Examining Investor Sentiment During a Pandemic
- Oct 08, 2020
Thanks to its multifaceted nature, including components of the hospitality and healthcare sectors, investor appetite for senior housing has been historically high.
The recession-resistant nature of the sector became evident during the 2008-2009 downturn, when it exceeded other commercial real estate property types in terms of investment returns and rent performance, according to the National Investment Center for Seniors Housing & Care (NIC) investment guide.
However, since the pandemic hit, there have been some anxious moments in the market. Due to uncertainties driven by the virus, it is difficult to predict just how the recovery will unfold. “The industry has been up against some waves we have never seen before,” said Ryan Maconachy, vice chairman of healthcare & alternative assets at Newmark Knight Frank, in a discussion during the NIC 2020 Fall Conference that examined how the deal environment has changed since the pandemic began.
Manisha Bathija, a former investment officer for Ventas, led the discussion, with a panel that also included Ben Firestone, executive managing director & co-founder of Blueprint Healthcare Real Estate Advisors.
CHANGES IN THE DEAL ENVIRONMENT
The COVID-19 crisis has created a highly volatile environment for investors, as “the market is changing on a daily and weekly basis,” said Maconachy.
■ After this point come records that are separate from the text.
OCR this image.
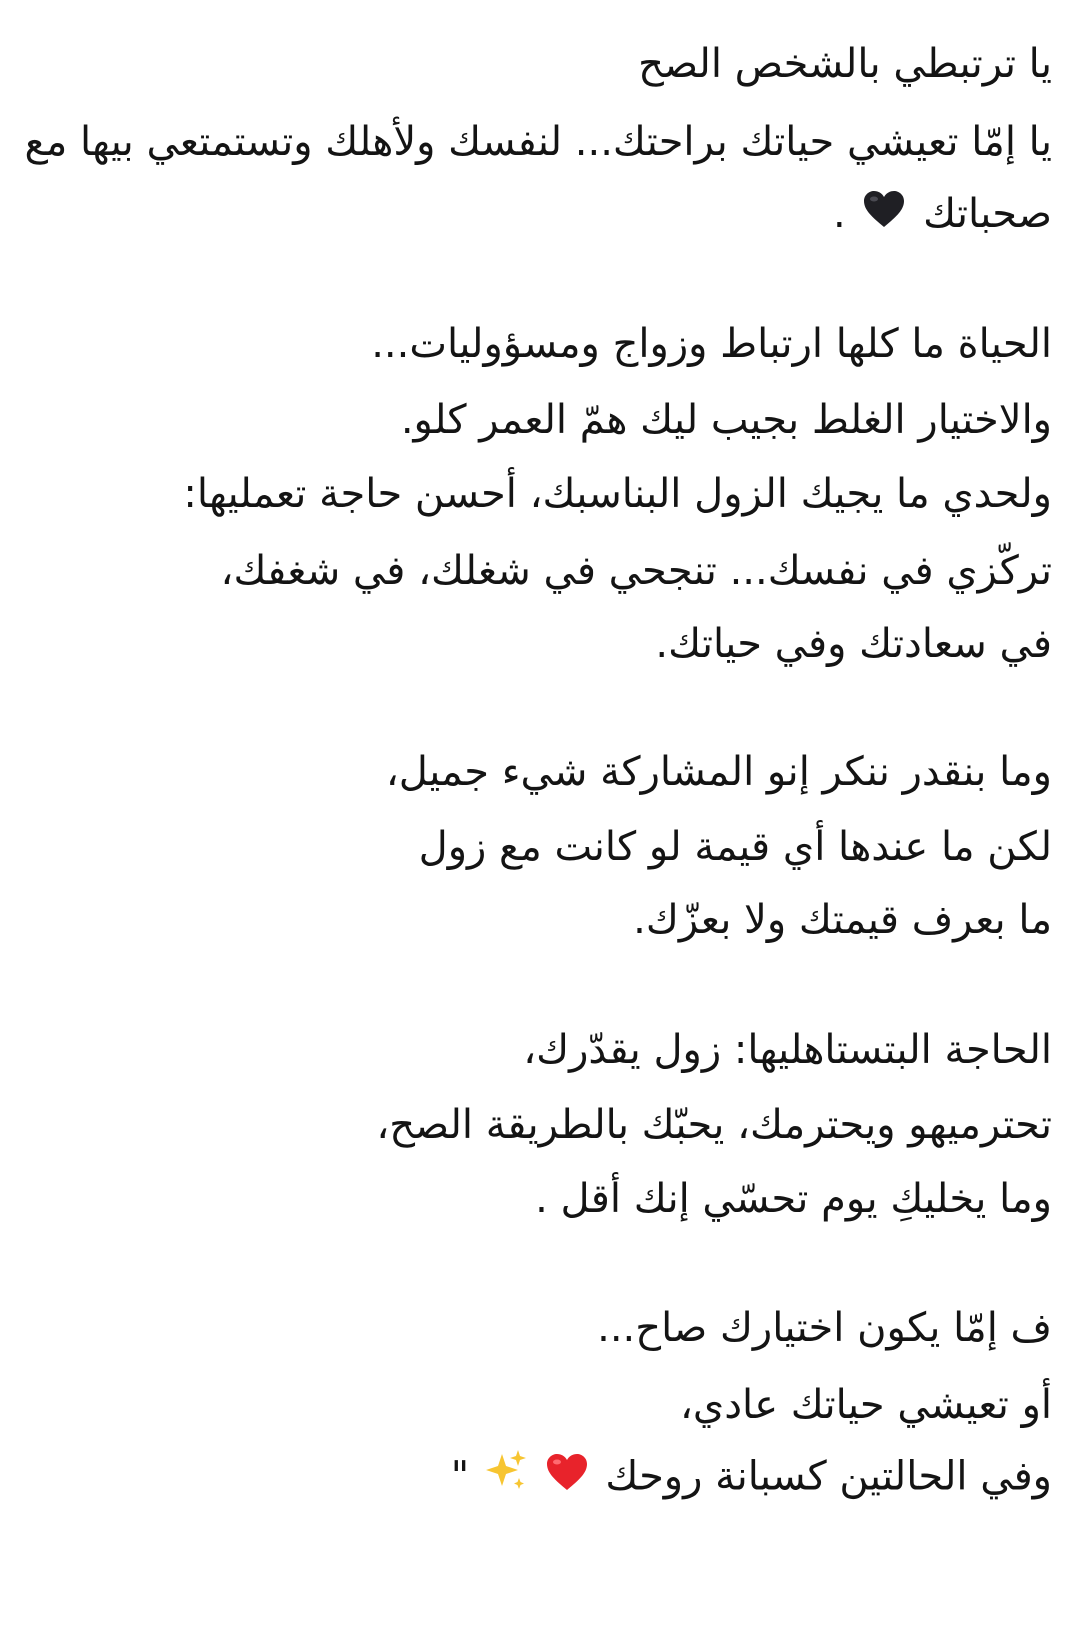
يا ترتبطي بالشخص الصح
يا إمّا تعيشي حياتك براحتك... لنفسك ولأهلك وتستمتعي بيها مع
صحباتك  .
الحياة ما كلها ارتباط وزواج ومسؤوليات...
والاختيار الغلط بجيب ليك همّ العمر كلو.
ولحدي ما يجيك الزول البناسبك، أحسن حاجة تعمليها:
تركّزي في نفسك... تنجحي في شغلك، في شغفك،
في سعادتك وفي حياتك.
وما بنقدر ننكر إنو المشاركة شيء جميل،
لكن ما عندها أي قيمة لو كانت مع زول
ما بعرف قيمتك ولا بعزّك.
الحاجة البتستاهليها: زول يقدّرك،
تحترميهو ويحترمك، يحبّك بالطريقة الصح،
وما يخليكِ يوم تحسّي إنك أقل .
ف إمّا يكون اختيارك صاح...
أو تعيشي حياتك عادي،
وفي الحالتين كسبانة روحك   "
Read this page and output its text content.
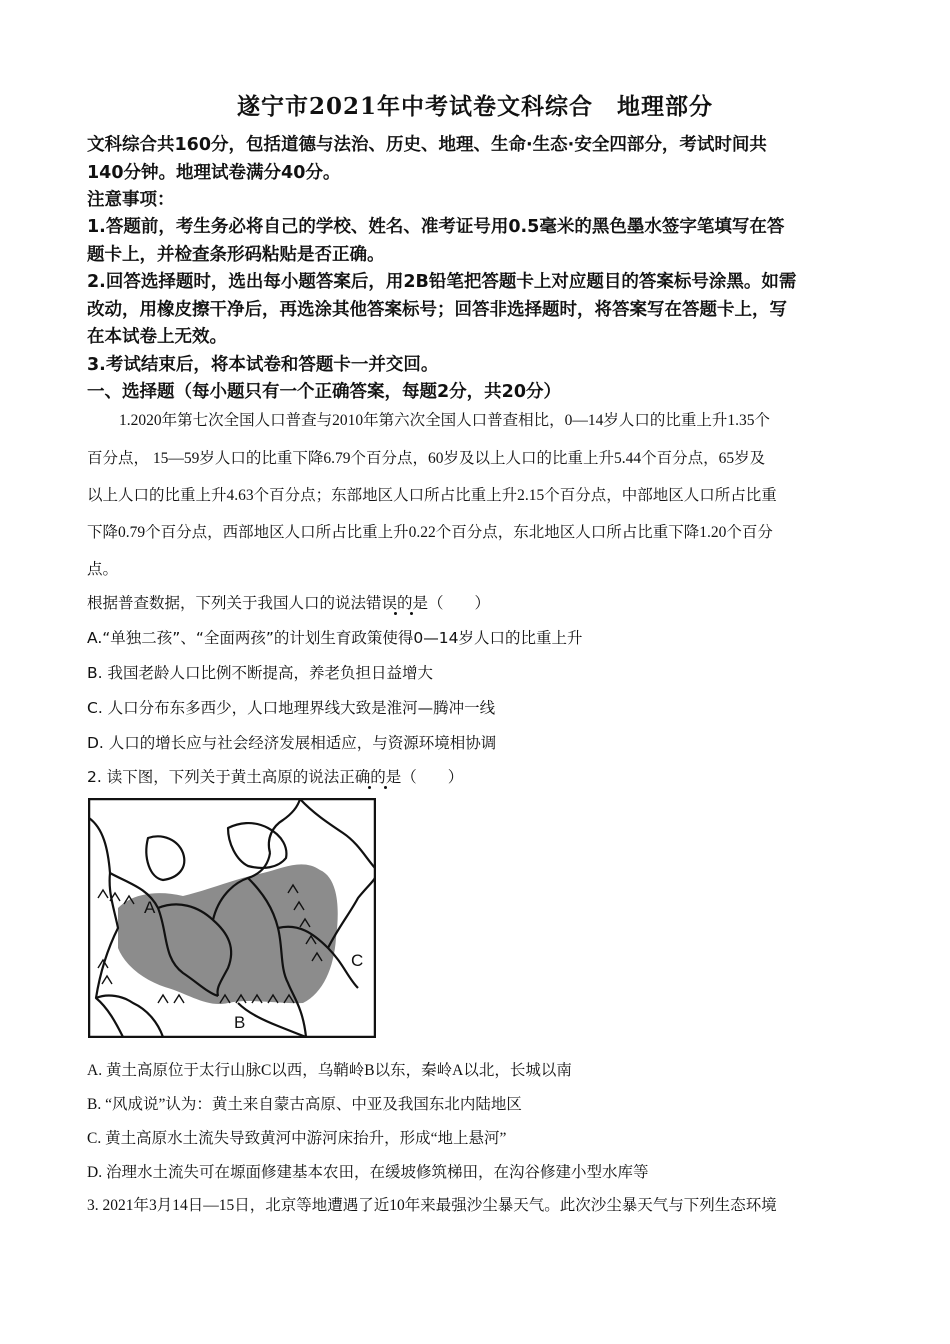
遂宁市2021年中考试卷文科综合　地理部分
文科综合共160分，包括道德与法治、历史、地理、生命·生态·安全四部分，考试时间共
140分钟。地理试卷满分40分。
注意事项：
1.答题前，考生务必将自己的学校、姓名、准考证号用0.5毫米的黑色墨水签字笔填写在答
题卡上，并检查条形码粘贴是否正确。
2.回答选择题时，选出每小题答案后，用2B铅笔把答题卡上对应题目的答案标号涂黑。如需
改动，用橡皮擦干净后，再选涂其他答案标号；回答非选择题时，将答案写在答题卡上，写
在本试卷上无效。
3.考试结束后，将本试卷和答题卡一并交回。
一、选择题（每小题只有一个正确答案，每题2分，共20分）
1.2020年第七次全国人口普查与2010年第六次全国人口普查相比，0—14岁人口的比重上升1.35个
百分点， 15—59岁人口的比重下降6.79个百分点，60岁及以上人口的比重上升5.44个百分点，65岁及
以上人口的比重上升4.63个百分点；东部地区人口所占比重上升2.15个百分点，中部地区人口所占比重
下降0.79个百分点，西部地区人口所占比重上升0.22个百分点，东北地区人口所占比重下降1.20个百分
点。
根据普查数据，下列关于我国人口的说法错误的是（　　）
A.“单独二孩”、“全面两孩”的计划生育政策使得0—14岁人口的比重上升
B. 我国老龄人口比例不断提高，养老负担日益增大
C. 人口分布东多西少，人口地理界线大致是淮河—腾冲一线
D. 人口的增长应与社会经济发展相适应，与资源环境相协调
2. 读下图，下列关于黄土高原的说法正确的是（　　）
A
B
C
A. 黄土高原位于太行山脉C以西，乌鞘岭B以东，秦岭A以北，长城以南
B. “风成说”认为：黄土来自蒙古高原、中亚及我国东北内陆地区
C. 黄土高原水土流失导致黄河中游河床抬升，形成“地上悬河”
D. 治理水土流失可在塬面修建基本农田，在缓坡修筑梯田，在沟谷修建小型水库等
3. 2021年3月14日—15日，北京等地遭遇了近10年来最强沙尘暴天气。此次沙尘暴天气与下列生态环境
Primarily, the core, best-in-class assets have continued to perform well throughout the pandemic. On the other hand, investors are being more cautious with assets that have been underperforming but were then stabilized, and properties that were never stabilized and are in the lease-up process, he said.
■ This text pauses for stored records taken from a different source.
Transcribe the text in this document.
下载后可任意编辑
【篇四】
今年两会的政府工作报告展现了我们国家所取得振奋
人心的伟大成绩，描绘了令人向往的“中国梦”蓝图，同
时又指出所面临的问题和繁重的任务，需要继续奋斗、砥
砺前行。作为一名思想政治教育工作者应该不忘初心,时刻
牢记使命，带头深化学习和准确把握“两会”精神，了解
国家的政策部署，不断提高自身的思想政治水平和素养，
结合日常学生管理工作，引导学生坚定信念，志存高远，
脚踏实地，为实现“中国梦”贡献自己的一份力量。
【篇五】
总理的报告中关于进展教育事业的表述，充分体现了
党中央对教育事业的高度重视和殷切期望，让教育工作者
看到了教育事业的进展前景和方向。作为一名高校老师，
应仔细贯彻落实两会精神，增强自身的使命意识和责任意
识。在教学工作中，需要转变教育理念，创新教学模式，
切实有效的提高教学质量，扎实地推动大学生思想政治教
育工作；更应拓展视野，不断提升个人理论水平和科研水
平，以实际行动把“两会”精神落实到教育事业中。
In addition, Firestone pointed out that there was a pause in investment in April—however, the market has proved to be resilient and investors will continue to look for opportunities going forward.
Thanks to favorable demographics, falling caregiving ratios and high divorce rates, the need for senior housing will continue to persist, according to NIC. Nationwide, there are around 75 million Baby Boomers and approximately 3 million Americans turning 65 every year, the Department of Housing and Urban Development reported.
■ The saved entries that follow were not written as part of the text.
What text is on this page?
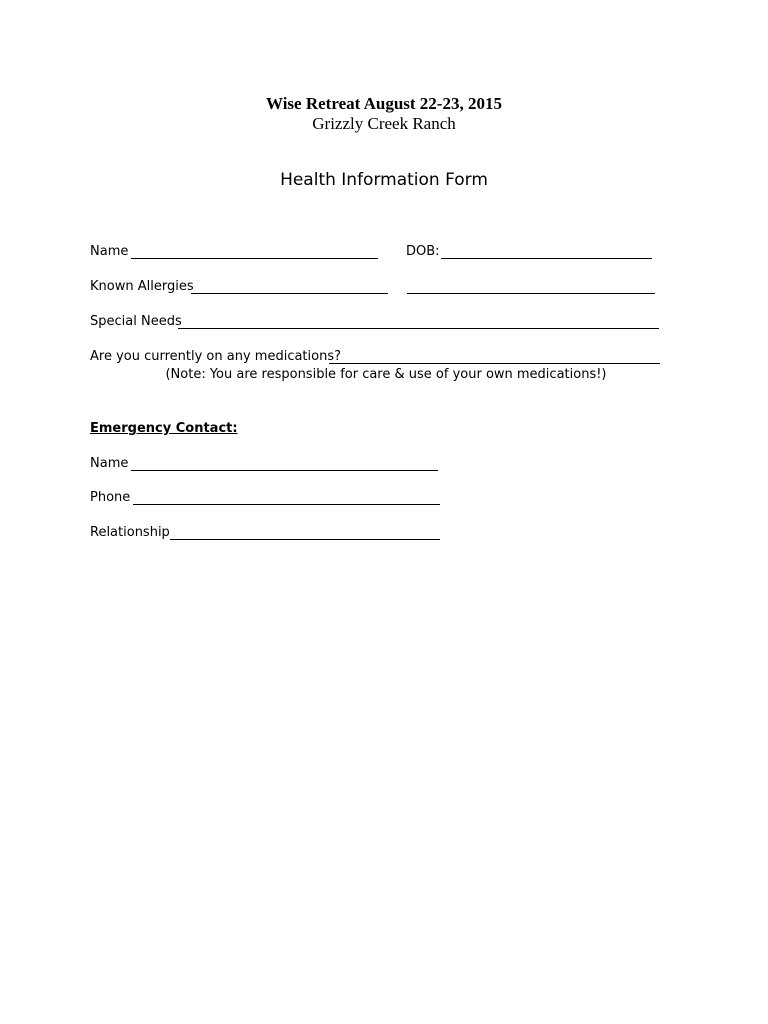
Wise Retreat August 22-23, 2015
Grizzly Creek Ranch
Health Information Form
Name	DOB:
Known Allergies
Special Needs
Are you currently on any medications?
(Note: You are responsible for care & use of your own medications!)
Emergency Contact:
Name
Phone
Relationship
Overall, the investors who have taken a break from senior housing are mostly “tourist investors”—buyers who might have one or two properties, but are not committed to the market, said Maconachy. However, institutional investors that experienced the resiliency of the sector will continue to stay in the industry, he added. According to a recently published report by National Real Estate Investor, 47 percent of investors said that they won’t change their near-term strategies for investing in the sector, and 52 percent reported the same for their long-term strategies.
In general, however, deals do take longer to materialize, due to obstacles created by the pandemic. The work-from-home environment has slowed down the reviewing process and stretched out marketing periods, and limitations to on-site property tours has made it harder for prospective investors to study a property, Firestone said. “I do think there has been an impact to timing, to some degree,” he noted.